Ummm, how to say this nicely so as not to insult some very nice and caring people. At one time not too long ago, special education became something of a refuge for folks who couldn't get a job as a "regular" educator, along with some folks who had a genuine feel for and attraction to working with kids who are "different" in a variety of ways, or who just were drawn to the greater freedom sometimes found in classrooms less likely to be scrutinized.

The times are changing. We now expect students with disabilities to be learning the same things as other students, frequently alongside them. I think that this really calls for some massive re-thinking of the training needs of the profession. Personally, I would prefer that special education teachers be more highly educated in the specialized needs associated with a range of disabilities, and how to work with a teacher who is well-schooled in content. Even if this requires additional years of schooling. I think we have spent too many years with the "derive some benefit" standard for special education that allowed some kids to be mostly "contained." It is difficult for a single teacher to become "expert" on all possible disabilities (and the combination with all possible personalities and skill combinations). Yet, it is unlikely that we will see districts able to employ highly specialized teachers fully schooled in a particular disability or disability type. The reality is, I have not seen enormous differences as a result of breaking out ED from SLD or MR in our district. There have been days when I would have been happy if all my son's teachers just spent two hours sorting out the myths from the realities of emotional/mental illness. At a minimum, someone in the building should have some knowledge of the differences between can't do and won't do as they pertain to each of the children in that building. This may require an enhanced willingness to tailor PD to needs of students.

But, as I think about overall direction, I believe that we must prepare for special ed teachers to be seen as the disabilities specialists working in conjunction with the regular teachers who are seen as the content specialists.

Long answer.

@ Margo/Mom

Are you going to pay for the extra years it will take to be trained in special education over what I am taking in my Social Science degree?

Perhaps some teachers have NO desire to become a special education teacher. Myself, I have no aptitude for it and I am being blatantly honest. My wife, on the other hand, is studying to become a special education teacher. She has the aptitude for it because her recently deceased sister was a special needs person. Now, she is working as an Educational Assistant with special needs kids and she loves it. She has NO desire to teach in a regular classroom. Are you starting to see my point here?

Your argument doesn't take this into account.
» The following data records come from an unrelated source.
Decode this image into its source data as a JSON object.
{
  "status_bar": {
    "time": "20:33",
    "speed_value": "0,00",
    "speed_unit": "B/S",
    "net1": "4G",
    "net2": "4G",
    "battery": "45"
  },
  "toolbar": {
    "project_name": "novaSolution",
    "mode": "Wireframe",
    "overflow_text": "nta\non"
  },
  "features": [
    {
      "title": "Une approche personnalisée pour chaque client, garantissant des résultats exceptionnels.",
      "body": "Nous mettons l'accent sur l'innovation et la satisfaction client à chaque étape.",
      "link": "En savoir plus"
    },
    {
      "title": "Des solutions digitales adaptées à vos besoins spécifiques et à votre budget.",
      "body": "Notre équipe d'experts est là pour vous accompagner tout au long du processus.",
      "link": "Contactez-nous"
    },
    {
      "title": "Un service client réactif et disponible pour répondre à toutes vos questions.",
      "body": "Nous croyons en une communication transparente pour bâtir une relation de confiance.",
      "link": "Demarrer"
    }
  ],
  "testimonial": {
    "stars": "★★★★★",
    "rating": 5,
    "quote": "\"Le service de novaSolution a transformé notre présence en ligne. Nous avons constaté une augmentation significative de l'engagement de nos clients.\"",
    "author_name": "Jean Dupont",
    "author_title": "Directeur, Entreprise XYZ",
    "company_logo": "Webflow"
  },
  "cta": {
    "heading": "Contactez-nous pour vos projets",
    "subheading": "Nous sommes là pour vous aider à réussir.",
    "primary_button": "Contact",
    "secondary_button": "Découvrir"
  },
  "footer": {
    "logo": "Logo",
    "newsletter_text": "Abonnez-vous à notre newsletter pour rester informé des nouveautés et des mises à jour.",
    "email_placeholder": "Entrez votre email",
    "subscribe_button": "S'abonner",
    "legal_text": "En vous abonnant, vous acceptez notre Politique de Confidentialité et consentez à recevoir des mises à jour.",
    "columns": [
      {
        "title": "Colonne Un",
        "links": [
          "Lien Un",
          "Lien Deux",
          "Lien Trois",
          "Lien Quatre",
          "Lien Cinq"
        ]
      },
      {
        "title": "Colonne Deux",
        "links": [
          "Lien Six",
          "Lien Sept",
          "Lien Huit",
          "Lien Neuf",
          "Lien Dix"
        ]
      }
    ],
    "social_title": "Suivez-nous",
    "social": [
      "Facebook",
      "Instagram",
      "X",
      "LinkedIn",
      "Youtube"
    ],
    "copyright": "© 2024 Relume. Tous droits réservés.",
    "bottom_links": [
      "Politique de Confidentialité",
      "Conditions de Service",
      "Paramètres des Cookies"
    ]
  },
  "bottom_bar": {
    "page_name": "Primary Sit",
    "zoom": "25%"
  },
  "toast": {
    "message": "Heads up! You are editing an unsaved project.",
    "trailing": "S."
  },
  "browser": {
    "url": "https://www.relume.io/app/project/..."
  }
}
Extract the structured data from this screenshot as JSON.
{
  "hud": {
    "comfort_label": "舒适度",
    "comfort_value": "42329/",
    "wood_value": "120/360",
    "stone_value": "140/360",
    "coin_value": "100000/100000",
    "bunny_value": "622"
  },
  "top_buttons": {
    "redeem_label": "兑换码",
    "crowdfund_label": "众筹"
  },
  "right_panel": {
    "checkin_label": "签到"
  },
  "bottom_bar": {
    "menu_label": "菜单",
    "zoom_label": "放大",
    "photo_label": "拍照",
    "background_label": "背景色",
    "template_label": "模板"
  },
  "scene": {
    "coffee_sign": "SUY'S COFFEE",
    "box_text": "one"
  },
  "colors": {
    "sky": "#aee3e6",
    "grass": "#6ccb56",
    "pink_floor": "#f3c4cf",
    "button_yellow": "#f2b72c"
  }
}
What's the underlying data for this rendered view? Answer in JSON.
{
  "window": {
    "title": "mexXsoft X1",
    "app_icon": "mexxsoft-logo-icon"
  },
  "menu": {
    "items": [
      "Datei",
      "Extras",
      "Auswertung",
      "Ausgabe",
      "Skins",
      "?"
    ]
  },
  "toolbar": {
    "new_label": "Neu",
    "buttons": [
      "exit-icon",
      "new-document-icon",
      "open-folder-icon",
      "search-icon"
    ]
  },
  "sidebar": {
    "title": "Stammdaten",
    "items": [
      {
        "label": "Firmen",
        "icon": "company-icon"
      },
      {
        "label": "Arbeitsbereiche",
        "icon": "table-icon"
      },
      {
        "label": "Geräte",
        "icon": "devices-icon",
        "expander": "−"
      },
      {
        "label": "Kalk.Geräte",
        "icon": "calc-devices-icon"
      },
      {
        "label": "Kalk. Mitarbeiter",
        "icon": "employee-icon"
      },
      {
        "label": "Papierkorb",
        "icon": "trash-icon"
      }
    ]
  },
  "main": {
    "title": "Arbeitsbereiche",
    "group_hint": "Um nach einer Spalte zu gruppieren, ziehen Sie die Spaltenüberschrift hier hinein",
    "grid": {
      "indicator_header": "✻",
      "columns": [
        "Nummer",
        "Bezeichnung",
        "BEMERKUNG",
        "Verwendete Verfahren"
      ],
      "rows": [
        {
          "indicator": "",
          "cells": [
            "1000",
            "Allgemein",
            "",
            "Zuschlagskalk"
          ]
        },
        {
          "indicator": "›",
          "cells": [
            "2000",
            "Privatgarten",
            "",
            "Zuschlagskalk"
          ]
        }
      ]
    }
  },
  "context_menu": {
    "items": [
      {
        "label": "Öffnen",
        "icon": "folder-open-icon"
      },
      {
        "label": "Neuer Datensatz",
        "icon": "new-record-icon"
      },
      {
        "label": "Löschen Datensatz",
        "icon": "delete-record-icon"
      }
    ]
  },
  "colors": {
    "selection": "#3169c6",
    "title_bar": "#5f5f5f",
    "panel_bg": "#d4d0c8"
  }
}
It is difficult enough to become an expert in a field and you want to pile MORE on teachers. To become an expert in my field I have to take a Master degree program in Social Science (for secondary Social Science teaching).

How about paying us decent salaries while you are at it? I'm sure most teachers would like a raise that keeps up with the inflation rate and the cost of daily living. Teachers I know are fed up with being treated like non-professionals. The funny thing is that we have to write many professional-level tests to become eligible to become a teacher. Shouldn't we get paid as professionals as well?

Effective instruction, with few exceptions, isn't disability specific. However, teachers leave most pre-service training with limited exposure to effective research based &/or validated methods. Developing effective instructional skills should be the highest priority for teacher education programs. The majority of content covered in my own preservice training was irrelevent to the real needs of my students. I wish I had learned how to teach reading more effectively and learned strategies to make the acquisition of core content more successful for students.

At this point in my career, I have taught students with every disability label. What made the difference in my ability to support their learning wasn't disability specific. It came from heart, determination and the instructional skills I developed.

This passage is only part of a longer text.